Projet de budget de l'État 2010

Laissez filer !

d'Lëtzebuerger Land vom 01.10.2009

Le gouvernement a raté la fenêtre de tir que la situation économique lui offre pour confectionner un vrai budget de crise et tailler dans la mauvaise graisse du mammouth. Il a remis à plus tard, mais au cours de la législature tout de même, les réformes structurelles qui s’imposent, et qu’on veut lui imposer (UE, OCDE, organisations patronales), notamment dans le social – où il troquera la politique de l’arrosoir à celle de la sélectivité – et dans le système de financement des retraites.

Le sentiment général des milieux économiques après la présentation cette semaine par le ministre CSV des Finances Luc Frieden du projet de budget 2010 est plutôt partagé. Personne n’est vraiment déçu, dans la mesure où aucune organisation patronale n’avait osé émettre des revendications précises, sachant l’État luxembourgeois fauché. 

Le ministre des Finances a quand même tenu compte, dans l’élaboration du projet de budget, d’une « vraie » tranche indiciaire en mars prochain, sans juger nécessaire d’en parler aux organisations patronales, qui espéraient sans doute pouvoir encore influencer les négociations afin d’obtenir une modulation de l’index. La décision de le rétablir dans sa mouture originale a été prise sans ceux qui devront pourtant payer le gros de la facture. 

Le secteur financier devra se contenter de petits gestes de la part de l’État. « Qui ne coûtent pas cher ». Dans son élan pour booster la finance durable, un programme qu’il a inscrit en grosses lettres au menu de la législature 2009-2014, le gouvernement n’a pas pu faire autrement que d’accéder aux souhaits de l’industrie des fonds d’investissement d’étendre l’exonération de la taxe d’abonnement aux fonds investis dans la microfinance. 

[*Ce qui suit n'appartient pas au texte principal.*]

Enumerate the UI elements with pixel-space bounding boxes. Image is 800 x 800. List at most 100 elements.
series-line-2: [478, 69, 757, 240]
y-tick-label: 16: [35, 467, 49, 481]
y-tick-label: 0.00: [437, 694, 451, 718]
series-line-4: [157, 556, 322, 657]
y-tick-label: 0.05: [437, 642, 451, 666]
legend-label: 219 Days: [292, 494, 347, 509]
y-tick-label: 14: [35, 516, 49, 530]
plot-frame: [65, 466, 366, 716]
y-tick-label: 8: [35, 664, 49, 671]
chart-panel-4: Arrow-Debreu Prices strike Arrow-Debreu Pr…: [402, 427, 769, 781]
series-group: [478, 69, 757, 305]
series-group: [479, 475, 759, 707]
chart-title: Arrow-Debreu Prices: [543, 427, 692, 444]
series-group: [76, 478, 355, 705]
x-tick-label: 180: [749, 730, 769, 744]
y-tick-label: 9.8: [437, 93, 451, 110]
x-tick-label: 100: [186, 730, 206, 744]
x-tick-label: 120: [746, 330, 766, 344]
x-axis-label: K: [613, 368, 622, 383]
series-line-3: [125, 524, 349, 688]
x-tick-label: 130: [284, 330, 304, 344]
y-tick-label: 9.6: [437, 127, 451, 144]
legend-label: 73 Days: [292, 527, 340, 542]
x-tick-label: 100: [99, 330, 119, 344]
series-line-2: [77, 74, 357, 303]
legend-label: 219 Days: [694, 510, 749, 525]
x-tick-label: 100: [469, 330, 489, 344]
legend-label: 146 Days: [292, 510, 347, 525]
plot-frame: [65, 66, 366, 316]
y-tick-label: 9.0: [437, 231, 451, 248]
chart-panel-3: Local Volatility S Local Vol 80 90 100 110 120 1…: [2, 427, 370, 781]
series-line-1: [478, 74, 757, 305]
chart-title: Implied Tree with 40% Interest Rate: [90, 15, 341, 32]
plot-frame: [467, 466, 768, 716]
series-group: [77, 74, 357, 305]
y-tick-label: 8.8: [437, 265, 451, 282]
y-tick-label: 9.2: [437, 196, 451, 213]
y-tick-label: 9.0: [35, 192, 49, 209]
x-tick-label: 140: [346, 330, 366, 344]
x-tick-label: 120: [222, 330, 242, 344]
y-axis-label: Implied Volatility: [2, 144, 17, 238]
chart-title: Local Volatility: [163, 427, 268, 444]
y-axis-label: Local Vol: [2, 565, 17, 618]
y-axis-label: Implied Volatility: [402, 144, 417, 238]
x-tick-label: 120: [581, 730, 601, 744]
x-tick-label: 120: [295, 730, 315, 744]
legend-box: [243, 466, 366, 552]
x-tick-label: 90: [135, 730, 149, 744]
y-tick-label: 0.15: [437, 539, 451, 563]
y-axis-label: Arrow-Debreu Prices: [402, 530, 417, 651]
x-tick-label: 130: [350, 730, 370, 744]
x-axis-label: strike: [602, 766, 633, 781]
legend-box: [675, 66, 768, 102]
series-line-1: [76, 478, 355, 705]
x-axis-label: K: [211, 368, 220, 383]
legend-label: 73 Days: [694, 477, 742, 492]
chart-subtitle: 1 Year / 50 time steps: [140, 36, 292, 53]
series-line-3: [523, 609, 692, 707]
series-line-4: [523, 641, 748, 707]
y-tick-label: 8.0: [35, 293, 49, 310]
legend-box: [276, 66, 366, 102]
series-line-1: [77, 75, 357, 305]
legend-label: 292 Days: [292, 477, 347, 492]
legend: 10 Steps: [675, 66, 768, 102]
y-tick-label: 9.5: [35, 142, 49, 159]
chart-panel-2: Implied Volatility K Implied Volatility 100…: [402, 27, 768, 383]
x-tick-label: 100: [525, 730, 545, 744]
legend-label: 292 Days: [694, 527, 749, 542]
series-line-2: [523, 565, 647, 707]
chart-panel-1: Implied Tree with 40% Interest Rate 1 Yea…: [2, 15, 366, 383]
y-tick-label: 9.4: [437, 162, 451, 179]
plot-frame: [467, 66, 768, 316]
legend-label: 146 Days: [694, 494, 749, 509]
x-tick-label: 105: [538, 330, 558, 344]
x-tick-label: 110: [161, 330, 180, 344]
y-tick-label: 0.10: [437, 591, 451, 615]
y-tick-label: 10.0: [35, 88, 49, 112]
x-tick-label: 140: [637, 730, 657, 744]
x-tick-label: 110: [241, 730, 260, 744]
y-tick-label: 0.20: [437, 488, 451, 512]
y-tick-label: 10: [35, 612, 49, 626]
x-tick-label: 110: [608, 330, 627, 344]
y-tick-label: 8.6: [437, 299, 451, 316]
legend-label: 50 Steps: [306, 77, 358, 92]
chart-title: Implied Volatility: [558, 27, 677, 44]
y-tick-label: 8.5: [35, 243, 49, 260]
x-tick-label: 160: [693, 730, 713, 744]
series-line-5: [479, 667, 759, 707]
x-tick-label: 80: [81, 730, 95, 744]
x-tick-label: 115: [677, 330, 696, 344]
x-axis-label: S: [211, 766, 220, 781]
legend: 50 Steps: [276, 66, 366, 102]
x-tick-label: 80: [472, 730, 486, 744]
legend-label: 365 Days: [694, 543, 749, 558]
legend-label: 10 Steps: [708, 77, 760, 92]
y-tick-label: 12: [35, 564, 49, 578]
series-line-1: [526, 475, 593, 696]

Pour le reste, la communauté financière n’a qu’à faire le gros dos, en attendant que passe la crise. Ceci dit, et bien qu’il n’ait aucune marge de manœuvre budgétaire pour le faire à court et même moyen terme, le gouvernement, en grand seigneur, n’a pas exclu une adaptation de la fiscalité des entreprises, au cas où l’un de ses partenaires et concurrents dans l’OCDE se mettrait à baisser les impôts des sociétés. Une promesse qui n’engage pas tellement ou en tout cas seulement ceux qui veulent encore y croire. Les banquiers ont quand même droit à  un chèque de 700 000 euros lié aux dépenses diverses pour le développement de la place financière. Plus du triple de ce qui a été prévu au titre du budget 2009  (une enveloppe de 200 000 euros). Ce crédit n’est pas limitatif. Il ne l’est pas non plus pour la Cellule anti-blanchiment du Parquet qui se voit pour la première fois attribuer un vrai budget, même si ses magistrats doivent se contenter d’une aumône (cent euros). C’est un début encourageant pour un gouvernement qui veut faire une priorité de la bonne réputation de la place financière.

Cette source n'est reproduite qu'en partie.